Diagnostic: the generated SQL has SELECT DISTINCT and the plan shows a costly Unique or HashAggregate above the join. Fix: joining a to-many relationship duplicates parent rows, so the ORM adds DISTINCT to de-duplicate. Use a prefetch_related/selectinload batched load instead of a JOIN to avoid the duplication entirely.
3. Subselect wrapping defeating an index.
Diagnostic: an index that helps the inner query is unused once .annotate() wraps it. Fix: the outer subselect’s predicate no longer maps to the inner index. Restructure so the selective predicate sits on the inner query, or add an index that matches the wrapped shape.
4. Parameter type casts.
Diagnostic: EXPLAIN VERBOSE shows a cast like (order_id)::bigint = $1 and the index is not used. Fix: the ORM bound a parameter with a type that does not match the column, forcing a runtime cast that can disable index use. Align the model field type with the column type.
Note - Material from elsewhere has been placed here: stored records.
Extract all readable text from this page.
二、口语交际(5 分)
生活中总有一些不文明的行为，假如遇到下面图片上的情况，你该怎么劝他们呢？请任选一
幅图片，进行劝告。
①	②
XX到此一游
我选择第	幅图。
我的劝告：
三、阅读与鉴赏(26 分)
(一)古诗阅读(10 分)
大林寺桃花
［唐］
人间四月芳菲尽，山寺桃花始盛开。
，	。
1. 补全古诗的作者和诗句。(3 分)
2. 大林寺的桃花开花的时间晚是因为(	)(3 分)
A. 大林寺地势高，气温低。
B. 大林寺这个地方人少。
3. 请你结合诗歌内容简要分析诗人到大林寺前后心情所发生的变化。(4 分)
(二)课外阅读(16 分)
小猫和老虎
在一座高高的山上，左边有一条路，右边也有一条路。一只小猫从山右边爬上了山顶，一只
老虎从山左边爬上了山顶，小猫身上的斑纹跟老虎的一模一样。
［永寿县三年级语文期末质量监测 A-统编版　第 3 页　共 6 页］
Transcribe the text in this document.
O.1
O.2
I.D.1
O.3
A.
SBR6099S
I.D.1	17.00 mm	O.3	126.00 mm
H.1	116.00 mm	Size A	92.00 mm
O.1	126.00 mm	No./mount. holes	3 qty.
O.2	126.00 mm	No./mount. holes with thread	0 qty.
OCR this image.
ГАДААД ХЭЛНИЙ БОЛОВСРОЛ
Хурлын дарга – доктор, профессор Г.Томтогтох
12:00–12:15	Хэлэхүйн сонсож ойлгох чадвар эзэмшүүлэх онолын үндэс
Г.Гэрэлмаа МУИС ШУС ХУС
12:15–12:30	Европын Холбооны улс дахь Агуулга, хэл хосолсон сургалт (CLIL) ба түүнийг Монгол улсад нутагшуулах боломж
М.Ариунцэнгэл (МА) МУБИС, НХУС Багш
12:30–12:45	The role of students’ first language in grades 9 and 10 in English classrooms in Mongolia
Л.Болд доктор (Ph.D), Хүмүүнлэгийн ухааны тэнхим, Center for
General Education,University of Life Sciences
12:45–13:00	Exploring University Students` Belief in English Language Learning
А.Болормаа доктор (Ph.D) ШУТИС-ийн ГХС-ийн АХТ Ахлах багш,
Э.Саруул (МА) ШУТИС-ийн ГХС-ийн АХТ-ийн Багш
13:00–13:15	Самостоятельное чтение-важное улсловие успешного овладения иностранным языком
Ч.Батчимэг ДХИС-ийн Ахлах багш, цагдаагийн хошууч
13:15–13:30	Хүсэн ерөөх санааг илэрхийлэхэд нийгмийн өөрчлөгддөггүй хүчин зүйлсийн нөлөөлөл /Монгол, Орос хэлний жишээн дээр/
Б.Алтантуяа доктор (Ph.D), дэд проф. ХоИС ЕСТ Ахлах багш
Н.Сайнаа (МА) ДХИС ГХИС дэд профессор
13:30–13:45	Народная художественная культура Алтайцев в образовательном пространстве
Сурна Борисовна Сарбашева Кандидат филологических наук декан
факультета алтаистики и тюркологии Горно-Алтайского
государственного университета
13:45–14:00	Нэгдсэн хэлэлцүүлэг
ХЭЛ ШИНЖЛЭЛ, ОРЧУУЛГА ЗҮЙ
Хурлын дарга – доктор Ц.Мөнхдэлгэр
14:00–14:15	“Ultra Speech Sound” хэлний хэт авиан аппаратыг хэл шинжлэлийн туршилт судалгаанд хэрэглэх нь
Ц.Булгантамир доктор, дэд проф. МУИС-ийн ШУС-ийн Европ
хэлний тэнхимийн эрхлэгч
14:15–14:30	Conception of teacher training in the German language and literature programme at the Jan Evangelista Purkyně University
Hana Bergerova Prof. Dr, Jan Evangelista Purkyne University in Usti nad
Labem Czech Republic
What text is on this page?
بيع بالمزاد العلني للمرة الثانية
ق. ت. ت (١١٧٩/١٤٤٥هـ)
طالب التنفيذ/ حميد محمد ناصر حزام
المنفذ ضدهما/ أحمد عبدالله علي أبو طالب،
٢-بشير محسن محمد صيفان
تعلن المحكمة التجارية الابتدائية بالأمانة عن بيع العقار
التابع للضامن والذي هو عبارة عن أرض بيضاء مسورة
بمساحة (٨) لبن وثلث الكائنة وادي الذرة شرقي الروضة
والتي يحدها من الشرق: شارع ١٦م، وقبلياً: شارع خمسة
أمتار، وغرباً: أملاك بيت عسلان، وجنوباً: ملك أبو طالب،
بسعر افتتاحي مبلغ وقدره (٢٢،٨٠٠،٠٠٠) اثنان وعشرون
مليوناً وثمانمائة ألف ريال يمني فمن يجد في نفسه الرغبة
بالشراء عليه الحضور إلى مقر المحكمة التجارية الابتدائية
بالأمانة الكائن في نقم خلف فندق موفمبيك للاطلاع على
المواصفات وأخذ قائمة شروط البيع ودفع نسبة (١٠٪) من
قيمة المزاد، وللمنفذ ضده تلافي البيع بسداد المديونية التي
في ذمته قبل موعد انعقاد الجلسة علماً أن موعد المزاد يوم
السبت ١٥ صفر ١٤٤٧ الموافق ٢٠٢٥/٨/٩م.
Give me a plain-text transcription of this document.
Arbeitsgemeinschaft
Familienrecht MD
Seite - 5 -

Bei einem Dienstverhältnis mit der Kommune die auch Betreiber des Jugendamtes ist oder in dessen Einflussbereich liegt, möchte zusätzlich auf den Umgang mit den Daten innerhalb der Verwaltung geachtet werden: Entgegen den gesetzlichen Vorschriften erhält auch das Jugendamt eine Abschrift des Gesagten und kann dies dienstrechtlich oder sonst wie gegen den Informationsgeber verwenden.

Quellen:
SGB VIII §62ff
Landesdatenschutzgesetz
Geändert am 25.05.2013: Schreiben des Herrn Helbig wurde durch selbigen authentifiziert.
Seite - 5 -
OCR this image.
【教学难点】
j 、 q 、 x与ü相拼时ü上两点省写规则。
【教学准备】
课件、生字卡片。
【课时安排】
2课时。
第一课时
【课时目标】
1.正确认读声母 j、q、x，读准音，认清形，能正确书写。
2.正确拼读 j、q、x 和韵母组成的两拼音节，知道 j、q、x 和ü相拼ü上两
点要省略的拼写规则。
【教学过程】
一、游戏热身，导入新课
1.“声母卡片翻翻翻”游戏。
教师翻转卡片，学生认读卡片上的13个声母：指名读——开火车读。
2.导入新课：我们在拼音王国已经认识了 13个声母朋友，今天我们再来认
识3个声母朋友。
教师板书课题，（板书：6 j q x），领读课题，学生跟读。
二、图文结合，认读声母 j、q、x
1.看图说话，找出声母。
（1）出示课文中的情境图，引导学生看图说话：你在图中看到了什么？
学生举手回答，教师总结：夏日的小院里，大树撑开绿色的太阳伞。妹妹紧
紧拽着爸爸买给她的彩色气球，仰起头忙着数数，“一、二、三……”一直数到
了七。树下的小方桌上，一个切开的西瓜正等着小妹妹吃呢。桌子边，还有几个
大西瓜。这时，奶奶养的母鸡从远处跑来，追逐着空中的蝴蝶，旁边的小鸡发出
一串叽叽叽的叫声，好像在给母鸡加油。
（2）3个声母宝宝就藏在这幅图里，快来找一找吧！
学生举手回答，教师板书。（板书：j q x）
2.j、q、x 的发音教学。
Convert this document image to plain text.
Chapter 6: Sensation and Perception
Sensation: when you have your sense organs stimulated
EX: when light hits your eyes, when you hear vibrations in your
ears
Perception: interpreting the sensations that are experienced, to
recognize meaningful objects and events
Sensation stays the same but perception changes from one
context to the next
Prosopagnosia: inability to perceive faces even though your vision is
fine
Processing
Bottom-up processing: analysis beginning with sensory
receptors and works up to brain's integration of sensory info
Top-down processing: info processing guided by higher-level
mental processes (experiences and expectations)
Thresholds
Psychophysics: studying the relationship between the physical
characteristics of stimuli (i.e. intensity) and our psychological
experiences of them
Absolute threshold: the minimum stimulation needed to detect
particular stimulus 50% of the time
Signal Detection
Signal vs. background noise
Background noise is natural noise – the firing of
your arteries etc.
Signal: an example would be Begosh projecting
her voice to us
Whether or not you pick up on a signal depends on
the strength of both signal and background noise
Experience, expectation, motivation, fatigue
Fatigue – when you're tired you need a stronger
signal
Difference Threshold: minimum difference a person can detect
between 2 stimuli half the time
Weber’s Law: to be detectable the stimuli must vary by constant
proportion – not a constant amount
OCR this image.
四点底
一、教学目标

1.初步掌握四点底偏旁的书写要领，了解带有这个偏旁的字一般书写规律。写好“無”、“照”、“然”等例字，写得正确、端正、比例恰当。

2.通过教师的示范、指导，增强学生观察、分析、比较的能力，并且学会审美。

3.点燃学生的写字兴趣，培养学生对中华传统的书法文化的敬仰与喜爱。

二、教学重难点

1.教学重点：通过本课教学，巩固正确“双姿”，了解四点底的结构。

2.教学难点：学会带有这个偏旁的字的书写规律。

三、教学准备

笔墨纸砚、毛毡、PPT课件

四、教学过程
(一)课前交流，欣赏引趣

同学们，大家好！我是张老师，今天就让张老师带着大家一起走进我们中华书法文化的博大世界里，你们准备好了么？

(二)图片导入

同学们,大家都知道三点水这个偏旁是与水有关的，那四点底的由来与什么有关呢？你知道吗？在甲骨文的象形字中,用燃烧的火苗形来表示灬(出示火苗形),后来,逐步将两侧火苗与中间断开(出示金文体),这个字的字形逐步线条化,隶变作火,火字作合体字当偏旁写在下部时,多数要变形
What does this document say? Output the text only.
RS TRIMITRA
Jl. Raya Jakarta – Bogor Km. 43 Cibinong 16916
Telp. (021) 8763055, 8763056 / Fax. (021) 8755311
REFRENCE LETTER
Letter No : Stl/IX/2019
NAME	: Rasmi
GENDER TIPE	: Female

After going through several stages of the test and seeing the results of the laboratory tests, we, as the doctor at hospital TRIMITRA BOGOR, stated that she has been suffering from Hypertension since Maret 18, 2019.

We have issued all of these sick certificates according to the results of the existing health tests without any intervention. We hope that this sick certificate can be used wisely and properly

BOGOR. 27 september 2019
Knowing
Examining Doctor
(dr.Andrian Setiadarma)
5. EXPLAINing with an unrepresentative parameter.
Diagnostic: the plan differs from production for the same statement. Fix: you substituted a value with atypical selectivity. Use a parameter drawn from the real data distribution, ideally one present in the column’s most_common_vals.
6. Inspecting only the first statement.
Diagnostic: a prefetch’s second IN query never appears in your analysis. Fix: prefetch_related/selectinload emit additional statements. Capture the full connection.queries list or enable echo, not just the primary query’s SQL.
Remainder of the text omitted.